There is plenty of room Downtown to house the parole office Gowanus residents are fighting to keep out of their neighborhood, according to Borough President Adams.
Adams joined a chorus of pols questioning the consolidation of Brooklyn’s parole offices into a three-story building where Second Avenue dead-ends at the Gowanus Canal. But unlike his peers in politics, the Beep ventured a location where the facilities could go instead.
“The criminal justice system doesn’t need to be spread all across Brooklyn,” Adams said, explaining that Downtown is the obvious choice.
Brooklyn parole operations have been split between three Downtown locations since a developer booted a previous headquarters from its Livingston Street location several years ago in order to demolish the building. The parolee reporting station is currently located at 350 Livingston St., between Nevins Street and Flatbush Avenue Extension. Another office is on Schermerhorn Street between Nevins and Third Avenue and a third sits on DeKalb Avenue between Fulton Street and Flatbush Avenue Extension. The offices’ proximity to many bus and subway lines helps ex-offenders pinch pennies and stay out of trouble, Adams said.
“When you’re on parole, cab fare can be the difference between violating and not violating,” he said. “We shouldn’t make it more challenging.”
Adams said he would prefer to see the state Department of Corrections and Community Supervision place the new headquarters in “preexisting space” located near the courts Downtown, but did not specify a particular building. An office building Downtown would be a better fit than a mixed industrial and residential area like Gowanus, he said. The Borough President, a former police officer, said he wants former prisoners to get every chance at returning to society, but he appreciates the concerns of neighbors who predict the office will create crime.
“Down the block from Miss Jones in her garden is not where you want parolees walking by all day,” he said. “Parole does not fit in a residential community.”

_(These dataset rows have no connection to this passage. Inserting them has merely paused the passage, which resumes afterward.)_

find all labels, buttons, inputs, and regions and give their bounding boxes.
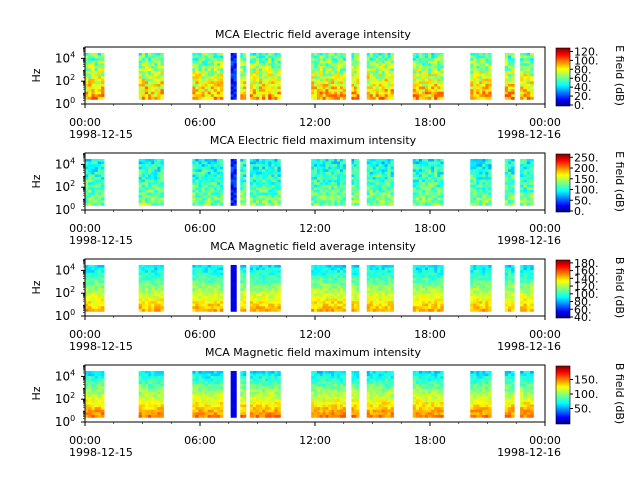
- end-date-label: 1998-12-16: [497, 340, 561, 353]
- colorbar-tick-label: 120.: [574, 45, 599, 58]
- colorbar-tick-label: 150.: [574, 374, 599, 387]
- xtick-label: 12:00: [299, 328, 331, 341]
- colorbar-tick-label: 140.: [574, 272, 599, 285]
- colorbar-tick-label: 100.: [574, 288, 599, 301]
- y-axis-label: Hz: [30, 386, 43, 400]
- start-date-label: 1998-12-15: [69, 234, 133, 247]
- start-date-label: 1998-12-15: [69, 340, 133, 353]
- colorbar-tick-label: 20.: [574, 90, 592, 103]
- colorbar-label: E field (dB): [613, 151, 626, 212]
- xtick-label: 06:00: [184, 222, 216, 235]
- y-axis-label: Hz: [30, 68, 43, 82]
- colorbar-tick-label: 150.: [574, 173, 599, 186]
- colorbar-tick-label: 100.: [574, 54, 599, 67]
- end-date-label: 1998-12-16: [497, 128, 561, 141]
- xtick-label: 00:00: [529, 116, 561, 129]
- xtick-label: 06:00: [184, 328, 216, 341]
- xtick-label: 00:00: [69, 222, 101, 235]
- colorbar: [555, 153, 571, 213]
- start-date-label: 1998-12-15: [69, 128, 133, 141]
- panel-title: MCA Electric field maximum intensity: [210, 134, 417, 147]
- panel-2: MCA Electric field maximum intensity 100 1…: [30, 134, 626, 247]
- colorbar-tick-label: 100.: [574, 388, 599, 401]
- colorbar: [555, 365, 571, 425]
- colorbar-tick-label: 40.: [574, 311, 592, 324]
- colorbar-tick-label: 60.: [574, 303, 592, 316]
- colorbar-tick-label: 180.: [574, 257, 599, 270]
- xtick-label: 06:00: [184, 434, 216, 447]
- colorbar-tick-label: 80.: [574, 63, 592, 76]
- colorbar-tick-label: 100.: [574, 184, 599, 197]
- end-date-label: 1998-12-16: [497, 234, 561, 247]
- colorbar-tick-label: 160.: [574, 265, 599, 278]
- panel-title: MCA Electric field average intensity: [215, 28, 411, 41]
- xtick-label: 12:00: [299, 222, 331, 235]
- panel-3: MCA Magnetic field average intensity 100 1…: [30, 240, 626, 353]
- xtick-label: 00:00: [69, 328, 101, 341]
- ytick-label: 102: [55, 73, 75, 88]
- ytick-label: 104: [55, 156, 75, 171]
- colorbar-tick-label: 0.: [574, 205, 585, 218]
- xtick-label: 18:00: [414, 116, 446, 129]
- colorbar-tick-label: 40.: [574, 81, 592, 94]
- ytick-label: 100: [55, 414, 75, 429]
- xtick-label: 18:00: [414, 434, 446, 447]
- colorbar-tick-label: 80.: [574, 296, 592, 309]
- xtick-label: 18:00: [414, 222, 446, 235]
- colorbar: [555, 259, 571, 319]
- colorbar-tick-label: 0.: [574, 99, 585, 112]
- xtick-label: 12:00: [299, 434, 331, 447]
- panel-1: MCA Electric field average intensity 100 1…: [30, 28, 626, 141]
- panel-title: MCA Magnetic field maximum intensity: [205, 346, 421, 359]
- xtick-label: 00:00: [69, 116, 101, 129]
- xtick-label: 12:00: [299, 116, 331, 129]
- colorbar-label: E field (dB): [613, 45, 626, 106]
- xtick-label: 00:00: [529, 434, 561, 447]
- colorbar-tick-label: 60.: [574, 72, 592, 85]
- xtick-label: 06:00: [184, 116, 216, 129]
- y-axis-label: Hz: [30, 280, 43, 294]
- xtick-label: 00:00: [529, 328, 561, 341]
- ytick-label: 102: [55, 391, 75, 406]
- ytick-label: 104: [55, 368, 75, 383]
- ytick-label: 104: [55, 262, 75, 277]
- start-date-label: 1998-12-15: [69, 446, 133, 459]
- ytick-label: 100: [55, 202, 75, 217]
- colorbar-tick-label: 120.: [574, 280, 599, 293]
- colorbar-label: B field (dB): [613, 363, 626, 424]
- ytick-label: 104: [55, 50, 75, 65]
- ytick-label: 100: [55, 96, 75, 111]
- colorbar-tick-label: 50.: [574, 403, 592, 416]
- panel-title: MCA Magnetic field average intensity: [210, 240, 416, 253]
- colorbar-tick-label: 50.: [574, 194, 592, 207]
- panel-4: MCA Magnetic field maximum intensity 100 1…: [30, 346, 626, 459]
- colorbar-tick-label: 250.: [574, 151, 599, 164]
- colorbar: [555, 47, 571, 107]
- colorbar-label: B field (dB): [613, 257, 626, 318]
- y-axis-label: Hz: [30, 174, 43, 188]
- xtick-label: 00:00: [529, 222, 561, 235]
- ytick-label: 102: [55, 285, 75, 300]
- xtick-label: 00:00: [69, 434, 101, 447]
- colorbar-tick-label: 200.: [574, 162, 599, 175]
- xtick-label: 18:00: [414, 328, 446, 341]
- end-date-label: 1998-12-16: [497, 446, 561, 459]
- ytick-label: 102: [55, 179, 75, 194]
- ytick-label: 100: [55, 308, 75, 323]
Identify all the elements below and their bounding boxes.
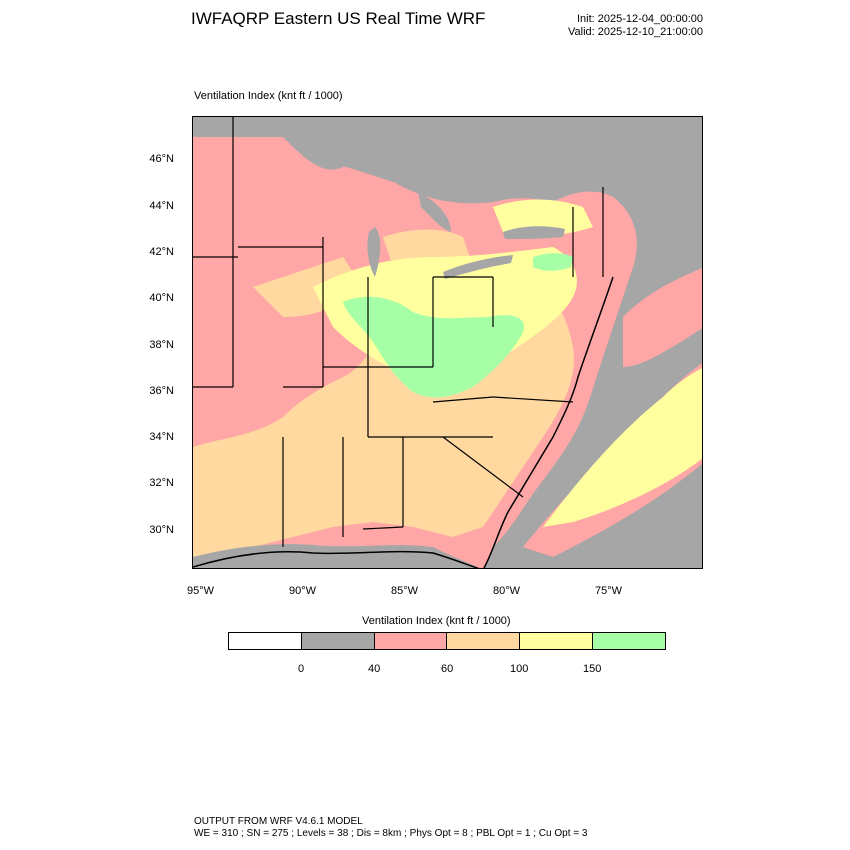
lat-label: 36°N (149, 385, 174, 397)
gulf-of-mexico (193, 544, 480, 568)
lat-label: 30°N (149, 524, 174, 536)
model-info: OUTPUT FROM WRF V4.6.1 MODEL WE = 310 ; … (194, 816, 587, 840)
model-info-line: OUTPUT FROM WRF V4.6.1 MODEL (194, 816, 363, 827)
lat-label: 46°N (149, 153, 174, 165)
lake-huron (418, 192, 451, 232)
colorbar-tick: 100 (510, 663, 529, 675)
valid-time: Valid: 2025-12-10_21:00:00 (568, 26, 703, 38)
colorbar-segment (229, 633, 302, 649)
colorbar-segment (301, 633, 375, 649)
ventilation-index-map (192, 116, 703, 569)
page-title: IWFAQRP Eastern US Real Time WRF (191, 9, 486, 28)
colorbar-segment (374, 633, 448, 649)
colorbar-tick: 40 (368, 663, 381, 675)
colorbar-segment (447, 633, 521, 649)
state-boundaries (193, 117, 604, 547)
plot-label: Ventilation Index (knt ft / 1000) (194, 90, 343, 102)
colorbar-tick: 60 (441, 663, 454, 675)
colorbar-label: Ventilation Index (knt ft / 1000) (362, 615, 511, 627)
lat-label: 44°N (149, 200, 174, 212)
lon-label: 85°W (391, 585, 419, 597)
map-graphic (193, 117, 702, 568)
lat-label: 38°N (149, 339, 174, 351)
colorbar-segment (593, 633, 665, 649)
lon-label: 75°W (595, 585, 623, 597)
colorbar-segment (520, 633, 594, 649)
model-info-line: WE = 310 ; SN = 275 ; Levels = 38 ; Dis … (194, 828, 588, 839)
lat-label: 32°N (149, 477, 174, 489)
run-times: Init: 2025-12-04_00:00:00 Valid: 2025-12… (568, 13, 703, 39)
lat-label: 42°N (149, 246, 174, 258)
colorbar-tick: 0 (298, 663, 305, 675)
ocean-yellow-area (543, 368, 702, 527)
colorbar (228, 632, 666, 650)
coastlines (193, 276, 614, 568)
lon-label: 80°W (493, 585, 521, 597)
atlantic-pink-patch (623, 267, 702, 367)
lat-label: 34°N (149, 431, 174, 443)
land-green-lake-erie (533, 253, 573, 271)
lake-michigan (367, 227, 381, 277)
lon-label: 95°W (187, 585, 215, 597)
lake-superior (303, 137, 403, 182)
lon-label: 90°W (289, 585, 317, 597)
init-time: Init: 2025-12-04_00:00:00 (577, 13, 703, 25)
lake-ontario (503, 226, 565, 239)
lat-label: 40°N (149, 292, 174, 304)
land-yellow-ny (493, 199, 593, 236)
lake-erie (443, 255, 513, 279)
colorbar-tick: 150 (583, 663, 602, 675)
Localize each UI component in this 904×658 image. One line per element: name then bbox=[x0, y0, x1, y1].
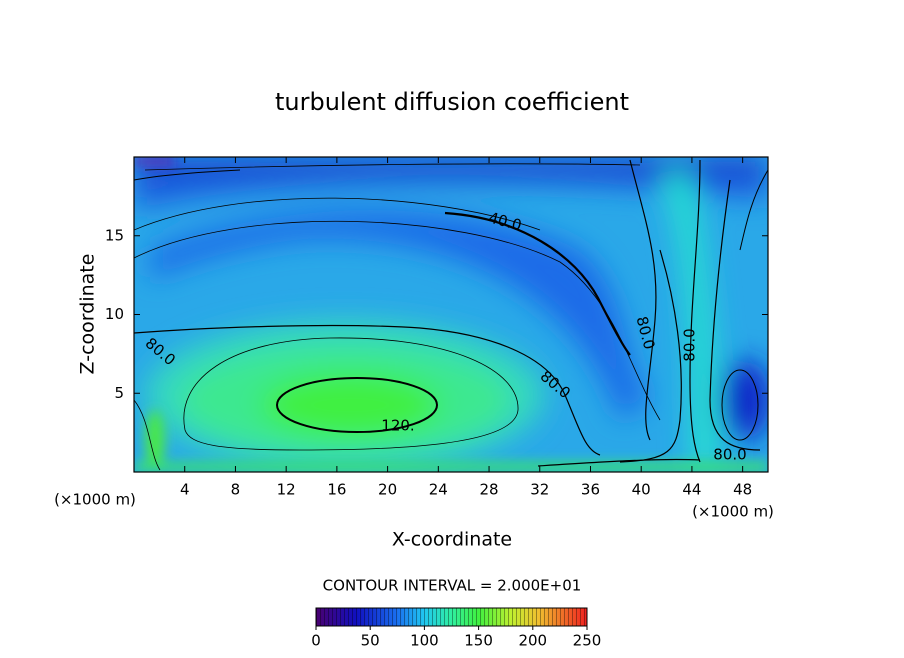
x-tick-label: 20 bbox=[378, 481, 397, 499]
x-tick-label: 24 bbox=[429, 481, 448, 499]
contour-label: 80.0 bbox=[681, 328, 699, 361]
colorbar-tick-label: 200 bbox=[518, 632, 547, 650]
x-tick-label: 28 bbox=[479, 481, 498, 499]
colorbar-tick-label: 150 bbox=[464, 632, 493, 650]
y-tick-label: 10 bbox=[105, 305, 124, 323]
x-tick-label: 44 bbox=[682, 481, 701, 499]
colorbar-tick-label: 100 bbox=[410, 632, 439, 650]
y-axis-title: Z-coordinate bbox=[77, 254, 99, 375]
chart-title: turbulent diffusion coefficient bbox=[275, 88, 629, 116]
x-tick-label: 8 bbox=[231, 481, 241, 499]
colorbar-tick-label: 50 bbox=[361, 632, 380, 650]
x-axis-title: X-coordinate bbox=[392, 529, 512, 551]
x-tick-label: 36 bbox=[581, 481, 600, 499]
x-tick-label: 48 bbox=[733, 481, 752, 499]
x-tick-label: 12 bbox=[277, 481, 296, 499]
y-tick-label: 15 bbox=[105, 226, 124, 244]
x-unit-left: (×1000 m) bbox=[54, 491, 136, 509]
field bbox=[134, 157, 768, 472]
x-tick-label: 4 bbox=[180, 481, 190, 499]
x-tick-label: 32 bbox=[530, 481, 549, 499]
colorbar-tick-label: 0 bbox=[311, 632, 321, 650]
contour-label: 80.0 bbox=[713, 446, 746, 464]
colorbar-frame bbox=[315, 607, 588, 627]
x-unit-right: (×1000 m) bbox=[692, 503, 774, 521]
contour-interval: CONTOUR INTERVAL = 2.000E+01 bbox=[323, 577, 582, 595]
colorbar-tick-label: 250 bbox=[573, 632, 602, 650]
contour-label: 120. bbox=[381, 417, 414, 435]
contour-lines bbox=[134, 159, 768, 471]
x-tick-label: 16 bbox=[327, 481, 346, 499]
x-tick-label: 40 bbox=[632, 481, 651, 499]
y-tick-label: 5 bbox=[114, 384, 124, 402]
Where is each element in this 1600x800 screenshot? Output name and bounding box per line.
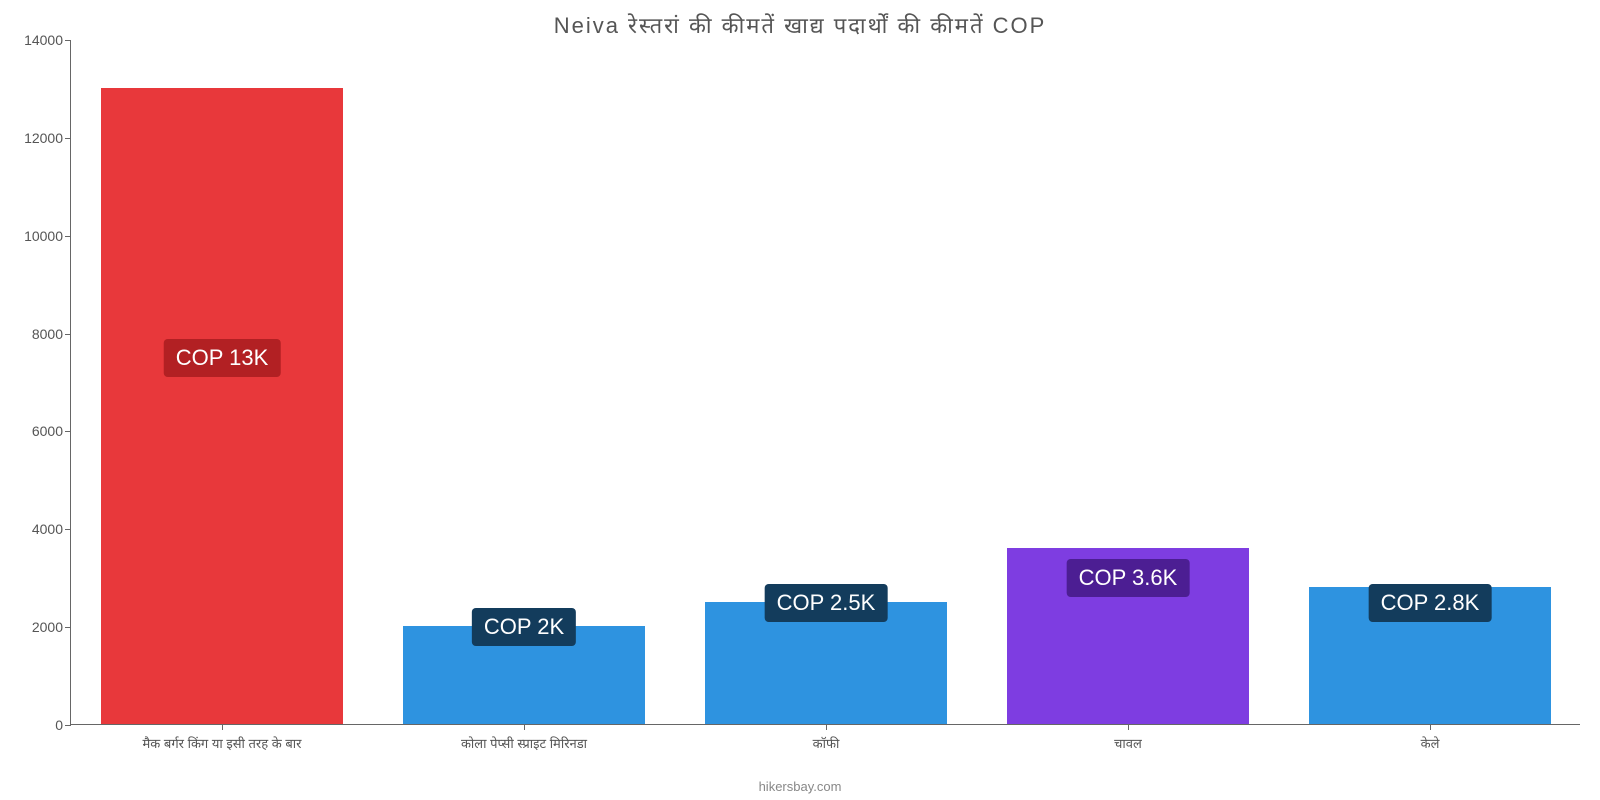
bar (101, 88, 343, 724)
x-category-label: कोला पेप्सी स्प्राइट मिरिनडा (461, 734, 587, 752)
xtick-mark (524, 724, 525, 730)
price-chart: Neiva रेस्तरां की कीमतें खाद्य पदार्थों … (0, 0, 1600, 800)
ytick-label: 4000 (32, 521, 63, 537)
ytick-mark (65, 529, 71, 530)
chart-footer: hikersbay.com (759, 779, 842, 794)
xtick-mark (222, 724, 223, 730)
ytick-label: 2000 (32, 619, 63, 635)
ytick-label: 14000 (24, 32, 63, 48)
ytick-mark (65, 138, 71, 139)
ytick-label: 8000 (32, 326, 63, 342)
x-category-label: कॉफी (813, 734, 840, 752)
xtick-mark (1430, 724, 1431, 730)
ytick-mark (65, 627, 71, 628)
ytick-mark (65, 431, 71, 432)
xtick-mark (1128, 724, 1129, 730)
bar-value-label: COP 3.6K (1067, 559, 1190, 597)
ytick-mark (65, 236, 71, 237)
plot-area: 02000400060008000100001200014000मैक बर्ग… (70, 40, 1580, 725)
ytick-label: 10000 (24, 228, 63, 244)
x-category-label: मैक बर्गर किंग या इसी तरह के बार (143, 734, 302, 752)
bar-value-label: COP 13K (164, 339, 281, 377)
ytick-mark (65, 40, 71, 41)
ytick-label: 6000 (32, 423, 63, 439)
bar-value-label: COP 2.8K (1369, 584, 1492, 622)
bar-value-label: COP 2.5K (765, 584, 888, 622)
xtick-mark (826, 724, 827, 730)
chart-title: Neiva रेस्तरां की कीमतें खाद्य पदार्थों … (0, 0, 1600, 40)
bar-value-label: COP 2K (472, 608, 576, 646)
ytick-mark (65, 725, 71, 726)
ytick-label: 12000 (24, 130, 63, 146)
ytick-label: 0 (55, 717, 63, 733)
x-category-label: चावल (1114, 734, 1142, 752)
x-category-label: केले (1421, 734, 1440, 752)
ytick-mark (65, 334, 71, 335)
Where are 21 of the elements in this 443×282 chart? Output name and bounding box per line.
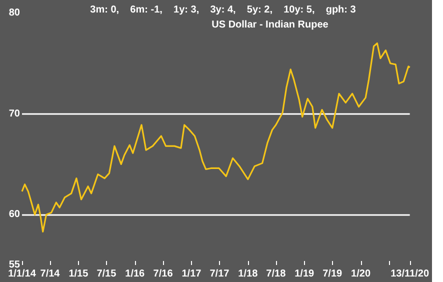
x-tick-label: 13/11/20 xyxy=(390,268,430,280)
text: US Dollar - Indian Rupee xyxy=(212,20,329,30)
x-tick-label: 7/19 xyxy=(322,268,343,280)
x-tick-label: 1/1/14 xyxy=(8,268,36,280)
y-tick-label: 60 xyxy=(8,209,20,220)
x-tick-label: 7/15 xyxy=(96,268,117,280)
y-tick-label: 55 xyxy=(8,260,20,270)
x-tick-label: 1/15 xyxy=(68,268,89,280)
x-tick-label: 1/17 xyxy=(182,268,202,280)
x-tick-label: 1/19 xyxy=(294,268,315,280)
line-series xyxy=(21,42,411,233)
x-tick-label: 1/20 xyxy=(351,268,371,280)
x-tick-label: 7/18 xyxy=(266,268,286,280)
chart-subtitle: 3m: 0, 6m: -1, 1y: 3, 3y: 4, 5y: 2, 10y: 5, gph: 3 xyxy=(90,4,356,16)
x-tick-label: 7/17 xyxy=(210,268,230,280)
x-tick-label: 1/16 xyxy=(125,268,146,280)
y-tick-label: 80 xyxy=(8,8,20,18)
y-tick-label: 70 xyxy=(8,108,20,120)
x-tick-label: 1/18 xyxy=(238,268,258,280)
x-tick-label: 7/14 xyxy=(40,268,60,280)
x-tick-label: 7/16 xyxy=(153,268,174,280)
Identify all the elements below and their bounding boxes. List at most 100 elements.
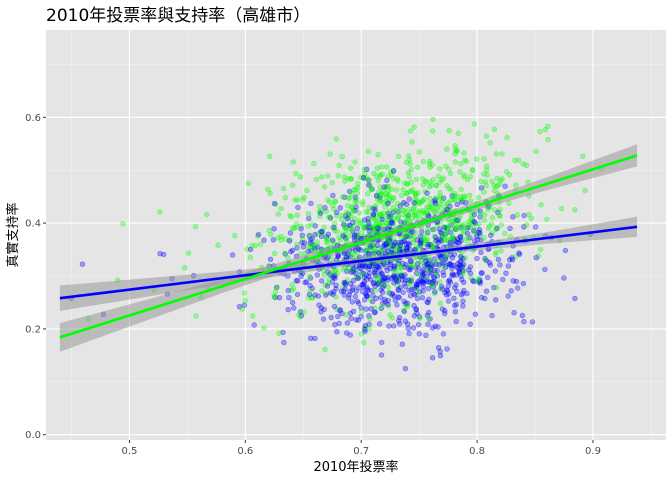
point-series-1 (366, 266, 372, 272)
point-series-2 (427, 200, 433, 207)
point-series-1 (426, 309, 432, 316)
point-series-2 (416, 210, 422, 216)
point-series-1 (519, 312, 526, 319)
point-series-2 (390, 175, 397, 182)
point-series-2 (352, 266, 358, 272)
point-series-2 (378, 191, 384, 198)
point-series-1 (385, 210, 391, 217)
point-series-2 (528, 215, 534, 221)
point-series-1 (449, 263, 455, 269)
point-series-2 (350, 208, 357, 215)
point-series-2 (408, 179, 414, 186)
point-series-1 (459, 199, 465, 205)
point-series-2 (453, 225, 459, 232)
point-series-1 (502, 183, 508, 189)
point-series-1 (331, 274, 337, 281)
point-series-1 (406, 330, 412, 337)
point-series-2 (446, 128, 452, 134)
point-series-2 (437, 193, 443, 200)
point-series-1 (297, 309, 304, 315)
point-series-1 (348, 315, 354, 322)
point-series-2 (373, 220, 379, 227)
point-series-2 (348, 176, 354, 182)
point-series-1 (425, 285, 432, 292)
point-series-2 (374, 214, 380, 220)
point-series-1 (475, 229, 482, 236)
point-series-2 (361, 224, 367, 231)
point-series-1 (385, 297, 391, 304)
point-series-1 (451, 262, 457, 269)
point-series-2 (471, 121, 477, 127)
point-series-2 (321, 272, 328, 278)
point-series-2 (416, 200, 422, 207)
point-series-2 (443, 255, 449, 261)
point-series-2 (336, 234, 342, 241)
point-series-1 (425, 299, 431, 306)
point-series-2 (385, 187, 392, 194)
point-series-2 (376, 224, 383, 230)
point-series-1 (392, 239, 398, 246)
point-series-1 (315, 244, 321, 250)
point-series-1 (352, 293, 358, 300)
point-series-1 (438, 238, 444, 244)
point-series-1 (395, 286, 401, 292)
point-series-2 (451, 192, 457, 199)
point-series-2 (333, 267, 339, 274)
point-series-2 (458, 186, 464, 193)
point-series-2 (378, 172, 384, 178)
point-series-2 (301, 309, 307, 315)
point-series-2 (431, 233, 438, 240)
point-series-1 (380, 279, 387, 285)
point-series-2 (344, 277, 350, 283)
point-series-2 (428, 182, 435, 189)
point-series-1 (440, 195, 447, 201)
point-series-2 (323, 208, 329, 215)
point-series-1 (426, 296, 432, 302)
point-series-1 (424, 299, 430, 305)
point-series-2 (268, 231, 274, 238)
point-series-2 (398, 192, 405, 199)
point-series-1 (332, 273, 338, 279)
point-series-1 (359, 282, 365, 288)
point-series-1 (403, 277, 409, 284)
point-series-1 (424, 262, 430, 268)
point-series-2 (458, 253, 464, 260)
point-series-1 (419, 269, 425, 275)
point-series-2 (343, 312, 349, 318)
point-series-1 (444, 346, 450, 352)
point-series-2 (343, 236, 349, 242)
point-series-1 (368, 288, 375, 294)
point-series-1 (432, 280, 439, 286)
point-series-1 (229, 252, 236, 258)
point-series-2 (323, 236, 330, 242)
point-series-2 (483, 133, 490, 139)
point-series-1 (472, 311, 479, 317)
point-series-1 (389, 292, 395, 298)
point-series-1 (572, 295, 578, 302)
point-series-1 (411, 286, 417, 292)
point-series-1 (348, 269, 354, 275)
point-series-2 (452, 143, 458, 149)
point-series-2 (433, 195, 439, 201)
point-series-1 (396, 240, 402, 246)
point-series-2 (463, 158, 470, 165)
point-series-1 (477, 214, 483, 220)
point-series-2 (349, 252, 355, 258)
point-series-2 (580, 153, 586, 160)
point-series-1 (272, 294, 278, 300)
point-series-2 (473, 231, 480, 238)
point-series-2 (443, 231, 449, 238)
point-series-1 (456, 268, 463, 275)
point-series-1 (419, 295, 426, 301)
point-series-1 (358, 265, 364, 271)
point-series-1 (365, 177, 372, 183)
point-series-1 (291, 305, 297, 311)
point-series-1 (444, 226, 450, 232)
point-series-2 (497, 206, 503, 213)
point-series-2 (582, 187, 588, 194)
point-series-1 (532, 224, 539, 230)
point-series-1 (309, 285, 315, 292)
point-series-1 (318, 305, 324, 311)
point-series-1 (435, 324, 441, 330)
point-series-1 (421, 267, 427, 273)
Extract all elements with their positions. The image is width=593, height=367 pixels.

In his opposition, Adams joins Councilman Brad Lander (D–Gowanus), Assemblywoman Joan Millman (D–Brooklyn Heights), and her presumptive replacement, Democratic nominee Jo Anne Simon. The officials question the secrecy that shrouded the decision to locate the new complex, and said that an office operation there would dilute the protections afforded to the area as an official industrial zone created by the Bloomberg administration.
“Once you lose industrial space it’s gone forever,” Adams said.
This paper broke news of the parole plan in July, a full year after the state inked a deal with the building’s owners. The complex is set to serve 5,000 parolees, or about 400 per day, according to the state. Prison reps defended the plan at a September community meeting and said the project is going full speed ahead, with construction expected to wrap in January and parole workers moving in April.